Khaled Khalifa, the UNHCR's regional representative to the Gulf, said available aid had decreased at the same time as the numbers depending on it were increasing.
The Covid-19 pandemic led to an inevitable reduction in the amount of money people were donating to charities.
Speaking to The National at Expo 2020 Dubai on Thursday, he said every dirham or dollar counted when it came to offering help to refugees and the displaced.
“The future of humanitarian assistance depends on the future actions of people and their contributions,” Mr Khalifa said.
“Even small contributions will make a huge difference. Don’t think that Dh10 is too small, it will make a huge difference in the field.”
He was attending the Expo for the launch of the UNHCR’s mid-year report into Islamic Philanthropy, which was created in partnership with the Muslim World League.

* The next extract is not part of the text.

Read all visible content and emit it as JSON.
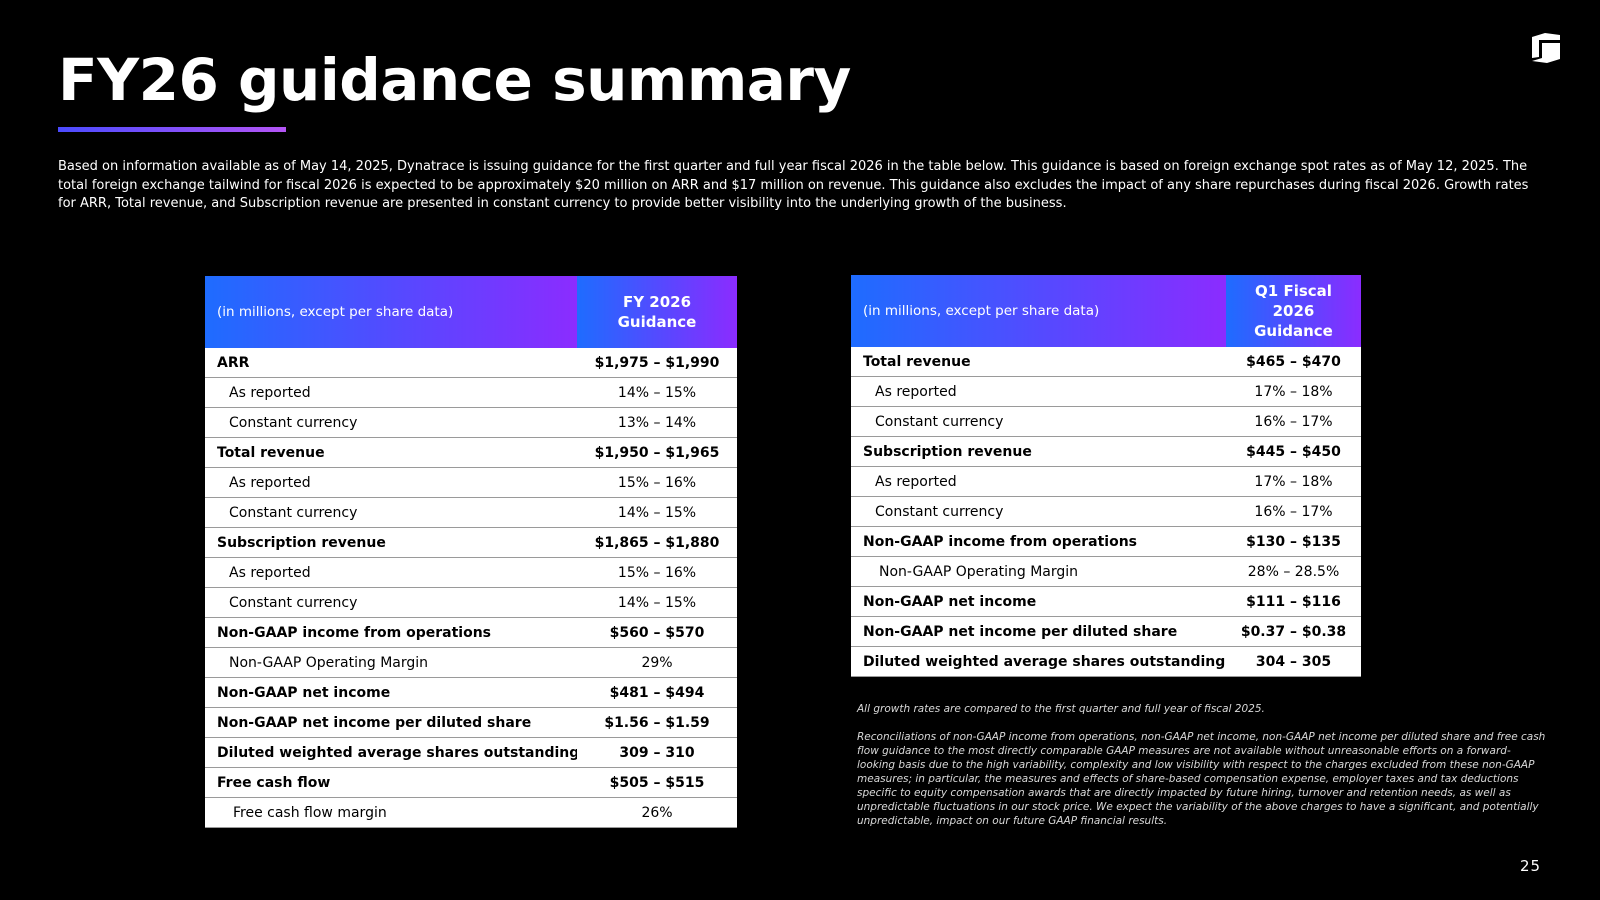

The report highlights the effect of the organisation’s zakat donations on refugees and displaced people in the first half of the year.
The report revealed that almost 600,000 people in 12 countries benefited from the UNHCR’s zakat fund.
Aid worth more than $27 million was provided to refugees and the displaced in countries including Yemen, Syria, Lebanon and Iraq, of which 70 per cent was made up of zakat donations.
Mr Khalifa said the figure for the whole of 2021 was tracking to be down from the $61.5m raised in 2020.
“I think we’ll be in the range of $40 million by the end of the year,” he said.
“It’s almost 30 per cent less but I’m confident it’s a dip, caused by the repercussions of the pandemic, rather than a trend and we’ll see those numbers go up again in 2022 and will exceed what we raised last year.”
The UNHCR estimated there were more than 82 million people forcibly displaced around the world in 2020.
The majority of those, 48 million, were internally displaced by events in their own countries.
There were more than 20 million classed as refugees with 5.7 million people seeking refuge from events in Palestine.
Zakat is one of the five pillars of Islam and is a type of alms giving regarded as a tax or obligation.
Mr Khalifa said the situation was grim for the refugees who needed help right now.
“This money is a vital lifeline, especially to people in the likes of Yemen and Afghanistan,” he said.
“Our research is showing that 90 per cent of the beneficiaries are spending all the money on food because they are living in such miserable conditions. They can’t even afford to think about anything beyond that.”
One of the common misconceptions about the money raised is that it was used solely to help Muslims.
That was far from the case, said Abdulwahab Alshehri, general manager of media and communications for the Muslim World League.
“We believe the money people have is not actually theirs, it belongs to God,” he said.
“What comes from God goes to everyone without exception. It doesn’t matter if you are black or white, Muslim or non-Muslim, educated or non-educated.
“If you are in need, we will help you regardless of your background.”
People are encouraged to support the UNHCR’s campaign by donating through its website or via the app available on Google Play and IOS.